[pypy-dev] From PyPy to Psyco

Sun Jan 19 16:36:22 CET 2003

> Bootstrapping issues where quite widely discussed.  There are several
> valid approaches in my opinion.  I would say that we should currently
> stick to "Python in Python"'s first goal:  to have a Python interpreter up
> and running, written entierely in Python.

[snip]

> There are so many cool things to experiment, I can't wait to have (1) and
> (2) ready --- but I guess it's the same for all of us :-)

Actually, I believe this _last_ paragraph is the heart of the matter, not
the traditional bootstrapping issues.

Cockpit warning sounds: Whoop, whoop: war story! Whoop, whoop: war story!
:-)

By far the most important moment in Leo's 7-year history was the moment that
I saw how to begin to use Leo without actually having it.  Leo is a
combination of an outliner and traditional programming techiques.  I had a
vague notion that the combination was going to be effective, but I was
stuck: building an outliner is a _big_ task, and I wasn't sure exactly what
kind of outliner would work well with the programming constructs.

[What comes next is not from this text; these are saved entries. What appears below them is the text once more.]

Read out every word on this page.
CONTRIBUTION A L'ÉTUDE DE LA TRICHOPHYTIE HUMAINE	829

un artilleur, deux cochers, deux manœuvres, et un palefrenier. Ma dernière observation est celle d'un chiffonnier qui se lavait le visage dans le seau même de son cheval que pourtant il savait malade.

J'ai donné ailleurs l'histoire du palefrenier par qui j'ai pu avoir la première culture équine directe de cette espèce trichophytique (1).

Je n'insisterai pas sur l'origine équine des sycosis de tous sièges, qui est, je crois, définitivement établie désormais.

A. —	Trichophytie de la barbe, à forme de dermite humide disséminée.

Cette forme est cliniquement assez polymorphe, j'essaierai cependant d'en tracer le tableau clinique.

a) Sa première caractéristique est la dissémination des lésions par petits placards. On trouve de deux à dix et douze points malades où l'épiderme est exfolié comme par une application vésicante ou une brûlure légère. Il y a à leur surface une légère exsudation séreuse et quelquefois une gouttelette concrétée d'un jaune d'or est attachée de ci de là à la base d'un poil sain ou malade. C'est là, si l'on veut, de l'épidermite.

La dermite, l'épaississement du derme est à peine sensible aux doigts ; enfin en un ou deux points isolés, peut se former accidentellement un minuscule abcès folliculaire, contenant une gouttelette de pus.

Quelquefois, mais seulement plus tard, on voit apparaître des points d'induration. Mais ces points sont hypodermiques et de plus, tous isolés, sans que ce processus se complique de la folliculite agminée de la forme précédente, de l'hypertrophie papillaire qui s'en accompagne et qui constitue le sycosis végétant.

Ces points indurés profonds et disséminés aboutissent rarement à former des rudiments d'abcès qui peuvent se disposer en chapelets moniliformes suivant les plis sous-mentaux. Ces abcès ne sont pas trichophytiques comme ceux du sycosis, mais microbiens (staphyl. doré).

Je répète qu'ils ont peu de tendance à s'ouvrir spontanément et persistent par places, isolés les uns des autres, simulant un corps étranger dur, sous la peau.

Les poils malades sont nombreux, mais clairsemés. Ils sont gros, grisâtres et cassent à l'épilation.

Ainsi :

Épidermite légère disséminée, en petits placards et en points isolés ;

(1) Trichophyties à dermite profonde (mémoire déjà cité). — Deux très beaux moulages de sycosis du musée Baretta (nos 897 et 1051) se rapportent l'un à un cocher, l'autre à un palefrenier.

I was talking to Rebecca on the way back from a one-day ski outing, vaguely
mulling over the problems (she's not a programmer, and she is a great
listener :-) when it suddenly struck me that I could use the MORE outliner
as an "instant prototype".  I would just embed my experimental code in the
MORE outline.  I would then copy the outline to the clibboard by hand using
MORE's copy command.  Finally, I would write a little program (M2C for More
to C) to take the stuff off the clipboard and create proper C source code
that I could then compile.

Naturally, the first "outline-oriented" program I wrote in MORE was M2C.
This took a few hours.  I then simulated by hand the output of M2C on M2C.
The result was the C code for M2C.  Once I debugged M2C I was in business.
It all took less than 2 days.

The point is this:  I could use MORE _immediately_, even without actually
having M2C, and certainly without writing something as complex as the MORE
outliner.  As soon as I shifted my point of view I was able, within seconds,
to experiment with the combination of outlines and literate programming.
Within minutes all my doubts about the combination of the two techniques
vanished.  Within an hour I evolved a new kind of programming style that has
remained remarkably constant for over 7 years.  Within a few days I had a
working prototyping system.

(end of war story: transcript of cabin voice recorder ends)

I believe something this good can be done with psyco.  My ideas:

1. We now have some "safety proofs" in place that show that there is
absolutely no need to worry about performance during the initial
experimentation/prototyping phase of this project.

2. We already have a superb language tool, namely Python.  We must exploit
Python to the fullest.

3. We want a bootstrapping scheme that gets us (or rather Armin :-) going
_now_: preferably within hours or days, and at most within a week.

Putting these ideas together, I suggest the following:

1. Ignore all issues relating to the ultimate target language. In other
words, use Python as the target language.

2. Ignore all issues relating to speed.  Focus instead on the algorythms
that psyco will use and all the nifty experiments that Armin wants to run
yesturday.  Many of these experiments will involve looking at the target
code that gets produced from particular programs/byte codes.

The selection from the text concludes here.